Artikel 5. Horen van belanghebbende

  • 1. Voordat een maatregel wordt opgelegd, wordt de belanghebbende in de gelegenheid gesteld zijn zienswijze schriftelijk of mondeling naar voren te brengen.

  • 2. Het horen van de belanghebbende kan achterwege worden gelaten indien:

    • a.

      de vereiste spoed zich daartegen verzet;

    • b.

      de belanghebbende reeds eerder in de gelegenheid is gesteld zijn zienswijze naar voren te brengen en zich sindsdien geen nieuwe feiten of omstandigheden hebben voorgedaan; of

    • c.

      de belanghebbende niet heeft voldaan aan een verzoek van het bestuur of een door haar ingeschakelde derde, om binnen een gestelde termijn inlichtingen te verstrekken als bedoeld in artikel 13 van de IOAW/IOAZ.
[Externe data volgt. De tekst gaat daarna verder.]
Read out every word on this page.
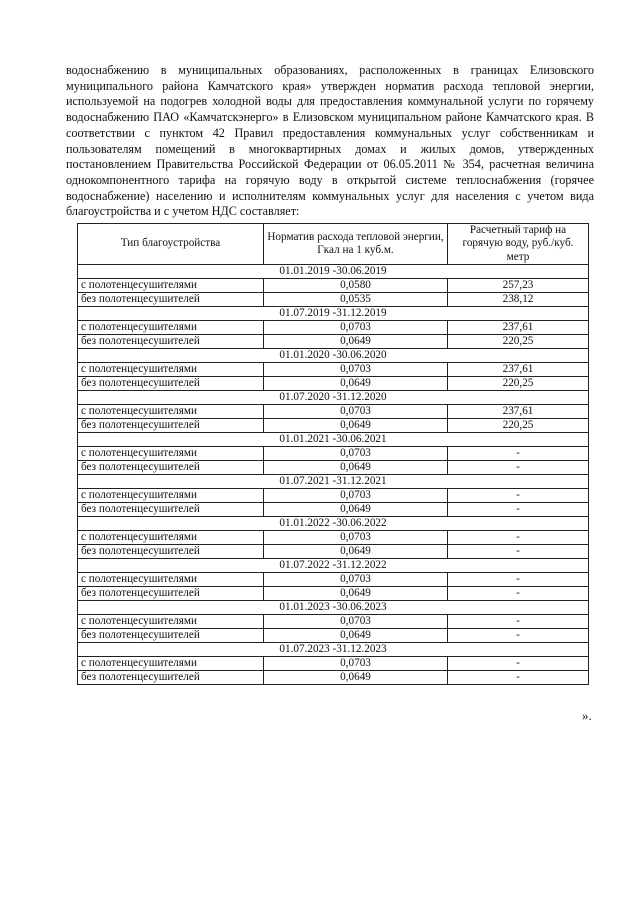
водоснабжению в муниципальных образованиях, расположенных в границах Елизовского муниципального района Камчатского края» утвержден норматив расхода тепловой энергии, используемой на подогрев холодной воды для предоставления коммунальной услуги по горячему водоснабжению ПАО «Камчатскэнерго» в Елизовском муниципальном районе Камчатского края. В соответствии с пунктом 42 Правил предоставления коммунальных услуг собственникам и пользователям помещений в многоквартирных домах и жилых домов, утвержденных постановлением Правительства Российской Федерации от 06.05.2011 № 354, расчетная величина однокомпонентного тарифа на горячую воду в открытой системе теплоснабжения (горячее водоснабжение) населению и исполнителям коммунальных услуг для населения с учетом вида благоустройства и с учетом НДС составляет:

Тип благоустройства	Норматив расхода тепловой энергии, Гкал на 1 куб.м.	Расчетный тариф на горячую воду, руб./куб. метр
01.01.2019 -30.06.2019		
с полотенцесушителями	0,0580	257,23
без полотенцесушителей	0,0535	238,12
01.07.2019 -31.12.2019		
с полотенцесушителями	0,0703	237,61
без полотенцесушителей	0,0649	220,25
01.01.2020 -30.06.2020		
с полотенцесушителями	0,0703	237,61
без полотенцесушителей	0,0649	220,25
01.07.2020 -31.12.2020		
с полотенцесушителями	0,0703	237,61
без полотенцесушителей	0,0649	220,25
01.01.2021 -30.06.2021		
с полотенцесушителями	0,0703	-
без полотенцесушителей	0,0649	-
01.07.2021 -31.12.2021		
с полотенцесушителями	0,0703	-
без полотенцесушителей	0,0649	-
01.01.2022 -30.06.2022		
с полотенцесушителями	0,0703	-
без полотенцесушителей	0,0649	-
01.07.2022 -31.12.2022		
с полотенцесушителями	0,0703	-
без полотенцесушителей	0,0649	-
01.01.2023 -30.06.2023		
с полотенцесушителями	0,0703	-
без полотенцесушителей	0,0649	-
01.07.2023 -31.12.2023		
с полотенцесушителями	0,0703	-
без полотенцесушителей	0,0649	-
».
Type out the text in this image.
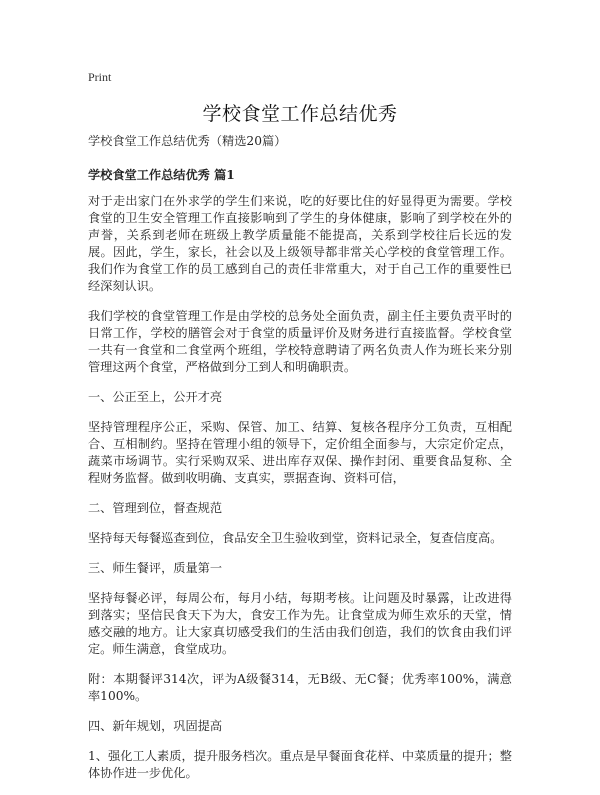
Print
学校食堂工作总结优秀

学校食堂工作总结优秀（精选20篇）

学校食堂工作总结优秀 篇1

对于走出家门在外求学的学生们来说，吃的好要比住的好显得更为需要。学校食堂的卫生安全管理工作直接影响到了学生的身体健康，影响了到学校在外的声誉，关系到老师在班级上教学质量能不能提高，关系到学校往后长远的发展。因此，学生，家长，社会以及上级领导都非常关心学校的食堂管理工作。我们作为食堂工作的员工感到自己的责任非常重大，对于自己工作的重要性已经深刻认识。

我们学校的食堂管理工作是由学校的总务处全面负责，副主任主要负责平时的日常工作，学校的膳管会对于食堂的质量评价及财务进行直接监督。学校食堂一共有一食堂和二食堂两个班组，学校特意聘请了两名负责人作为班长来分别管理这两个食堂，严格做到分工到人和明确职责。

一、公正至上，公开才亮

坚持管理程序公正，采购、保管、加工、结算、复核各程序分工负责，互相配合、互相制约。坚持在管理小组的领导下，定价组全面参与，大宗定价定点，蔬菜市场调节。实行采购双采、进出库存双保、操作封闭、重要食品复称、全程财务监督。做到收明确、支真实，票据查询、资料可信，

二、管理到位，督查规范

坚持每天每餐巡查到位，食品安全卫生验收到堂，资料记录全，复查信度高。

三、师生餐评，质量第一

坚持每餐必评，每周公布，每月小结，每期考核。让问题及时暴露，让改进得到落实；坚信民食天下为大，食安工作为先。让食堂成为师生欢乐的天堂，情感交融的地方。让大家真切感受我们的生活由我们创造，我们的饮食由我们评定。师生满意，食堂成功。

附：本期餐评314次，评为A级餐314，无B级、无C餐；优秀率100%，满意率100%。

四、新年规划，巩固提高

1、强化工人素质，提升服务档次。重点是早餐面食花样、中菜质量的提升；整体协作进一步优化。
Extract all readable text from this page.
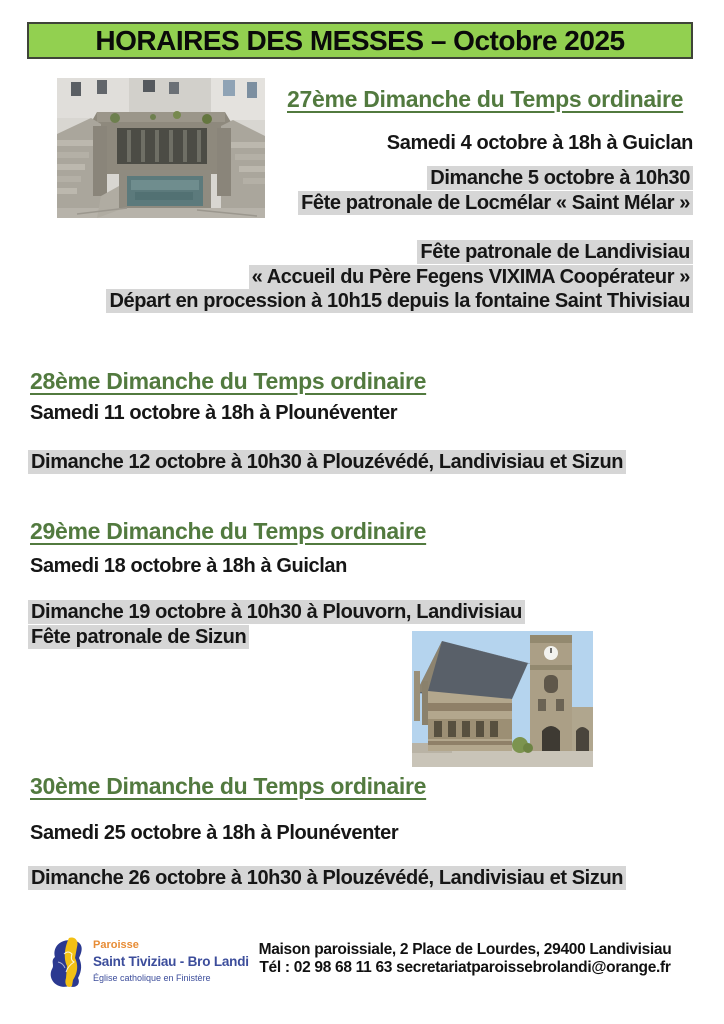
HORAIRES DES MESSES – Octobre 2025
27ème Dimanche du Temps ordinaire
Samedi 4 octobre à 18h à Guiclan
Dimanche 5 octobre à 10h30
Fête patronale de Locmélar « Saint Mélar »
Fête patronale de Landivisiau
« Accueil du Père Fegens VIXIMA Coopérateur »
Départ en procession à 10h15 depuis la fontaine Saint Thivisiau
28ème Dimanche du Temps ordinaire
Samedi 11 octobre à 18h à Plounéventer
Dimanche 12 octobre à 10h30 à Plouzévédé, Landivisiau et Sizun
29ème Dimanche du Temps ordinaire
Samedi 18 octobre à 18h à Guiclan
Dimanche 19 octobre à 10h30 à Plouvorn, Landivisiau
Fête patronale de Sizun
30ème Dimanche du Temps ordinaire
Samedi 25 octobre à 18h à Plounéventer
Dimanche 26 octobre à 10h30 à Plouzévédé, Landivisiau et Sizun
Paroisse
Saint Tiviziau - Bro Landi
Église catholique en Finistère
Maison paroissiale, 2 Place de Lourdes, 29400 Landivisiau
Tél : 02 98 68 11 63 secretariatparoissebrolandi@orange.fr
Artikel 6. Afzien van het opleggen van een maatregel

  • 1. Het bestuur ziet af van het opleggen van een maatregel indien:

    • a.

      elke vorm van verwijtbaarheid ontbreekt; of

    • b.

      de gedraging meer dan 12 maanden vóór constatering van die gedraging door het bestuur heeft plaatsgevonden, tenzij de gedraging een schending van de inlichtingenplicht inhoudt en als gevolg van die gedraging ten onrechte uitkering is verleend. Een maatregel wegens schending van de inlichtingenplicht wordt niet opgelegd na verloop van vijf jaren nadat de betreffende gedraging heeft plaatsgevonden; of:

    • c.

      het bestuur dringende redenen aanwezig acht.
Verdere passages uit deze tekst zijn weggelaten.